R E L ATO R : MINISTRO LUIZ FUX

REVISOR : MINISTRO JOÃO OTÁVIO DE NORONHA

A U TO R : MINISTÉRIO PÚBLICO FEDERAL

RÉU : DELVIO BUFFULIN

ADVOGADO : PAULO SÉRGIO LEITE FERNANDES E

OUTRO(S)

EMENTA

AÇÃO PENAL ORIGINÁRIA. CONSTRUÇÃO DO TRT DE

SÃO PAULO. DELITOS PREVISTOS NOS ARTS. 315 e 319 DO

CÓDIGO PENAL ATINGIDOS PELA PRESCRIÇÃO DA PRETENSÃO

PUNITIVA. PERSECUÇÃO PENAL VOLTADA PARA

O ART. 92 DA LEI 8.666/93. PRELIMINARES AFASTADAS.

DENÚNCIA QUE NÃO LOGROU PROVAR O DOLO NO ELEMENTO

SUBJETIVO DO TIPO, NECESSÁRIO À CONFIGURAÇÃO

DE CRIME LICITATÓRIO. CONDUTA VISANDO

TÃO-SOMENTE A CONCLUSÃO DO EMPREENDIMENTO.

IMPROCEDÊNCIA DA PRETENSÃO PUNITIVA ESTATAL.

1. Ação penal originária veiculando as condutas descritas nos arts.

315 e 319 do Código Penal c/c art. 92 da Lei de Licitações e

Contratos da Administração Pública.

2. Consumação da prescrição da pretensão punitiva quanto aos delitos

previsto no Código Penal e persecução penal tão-somente voltada

para o art. 92 da Lei 8.666/93.

3. A suspensão condicional do processo afastada e não oferecida na

oportunidade da denúncia, exige o preenchimento de requisitos legais,

dentre os quais a pena cominada em abstrato para cuja verificação

influi os institutos do concurso de crimes e de crime continuado,

mercê de a jurisprudência do Tribunal não conferi-la a quem seja

imputado em outros processos em trâmite pela Corte.
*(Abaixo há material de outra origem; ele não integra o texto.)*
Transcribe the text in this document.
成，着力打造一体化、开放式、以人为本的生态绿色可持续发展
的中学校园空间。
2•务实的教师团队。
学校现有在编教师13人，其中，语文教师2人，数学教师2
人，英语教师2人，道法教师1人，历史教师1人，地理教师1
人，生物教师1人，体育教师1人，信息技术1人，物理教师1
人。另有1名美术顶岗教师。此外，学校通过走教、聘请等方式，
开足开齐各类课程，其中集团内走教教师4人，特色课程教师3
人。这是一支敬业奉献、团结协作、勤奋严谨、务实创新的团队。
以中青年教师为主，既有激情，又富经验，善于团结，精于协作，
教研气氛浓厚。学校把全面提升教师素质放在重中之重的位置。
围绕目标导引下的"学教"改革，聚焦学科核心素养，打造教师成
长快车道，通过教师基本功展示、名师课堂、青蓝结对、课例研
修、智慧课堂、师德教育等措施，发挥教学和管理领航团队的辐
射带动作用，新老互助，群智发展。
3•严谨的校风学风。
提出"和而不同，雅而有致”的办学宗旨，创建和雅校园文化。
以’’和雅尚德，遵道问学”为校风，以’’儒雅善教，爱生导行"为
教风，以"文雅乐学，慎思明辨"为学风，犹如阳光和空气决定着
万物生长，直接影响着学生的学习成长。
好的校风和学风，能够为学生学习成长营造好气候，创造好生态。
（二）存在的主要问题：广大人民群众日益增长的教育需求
Nulidade inocorrente

(precedentes: HC 40780 – SP, Relator Ministro GILSON

DIPP, Quinta turma, DJ de 13 de junho de 2005; REsp 623.587 – RS,

Relator Ministro JOSÉ ARNALDO DA FONSECA, Quinta Turma,

DJ de 22 de novembro de 2004; RHC 18.382 – RS, Relator Ministro

GILSON DIPP, Quinta Turma, DJ de 05 de maio de 2006; REsp

712.022 – RS, Relator Ministro FELIX FISCHER, Quinta turma, DJ

de 23 de maio de 2006.

4. A inépcia da denúncia pressupõe a descrição anômala da conduta

de sorte a inviabilizar a defesa do imputado, fato inocorrente, porquanto,

além da indicação dos fatos conducentes à tipificação do

delito, propiciou ampla defesa na qual houve impugnação específica

da inexistência de favorecimento à licitante, bem como da inexistência

de desvio de verbas em proveito próprio (precedentes: HC

85.631 – PI, Relator Ministro CARLOS VELLOSO, Segunda Turma,

DJ de 24 de fevereiro de 2006; Inq 1.937 – DF, Ministro JOAQUIM

BARBOSA, Tribunal Pleno, DJ de 27 de fevereiro de 2004; HC

31.711 – SP, Relator Ministro FELIX FISCHER, Quinta Turma, DJ

de 01º de julho de 2004).

5. O tipo previsto no artigo 92 da Lei 8.666/93 reclama dolo genérico,

inadmitindo culpa ou dolo eventual posto dirigido ao administrador

desonesto e não ao supostamente inábil. É que a intenção

de desviar e favorecer são elementos do tipo, consoante a jurisprudência

da Corte. Nesse sentido, concluiu o colegiado que:

AÇÃO PENAL. DENÚNCIA. RECEBIMENTO. LICITAÇÃO. AUSÊNCIA.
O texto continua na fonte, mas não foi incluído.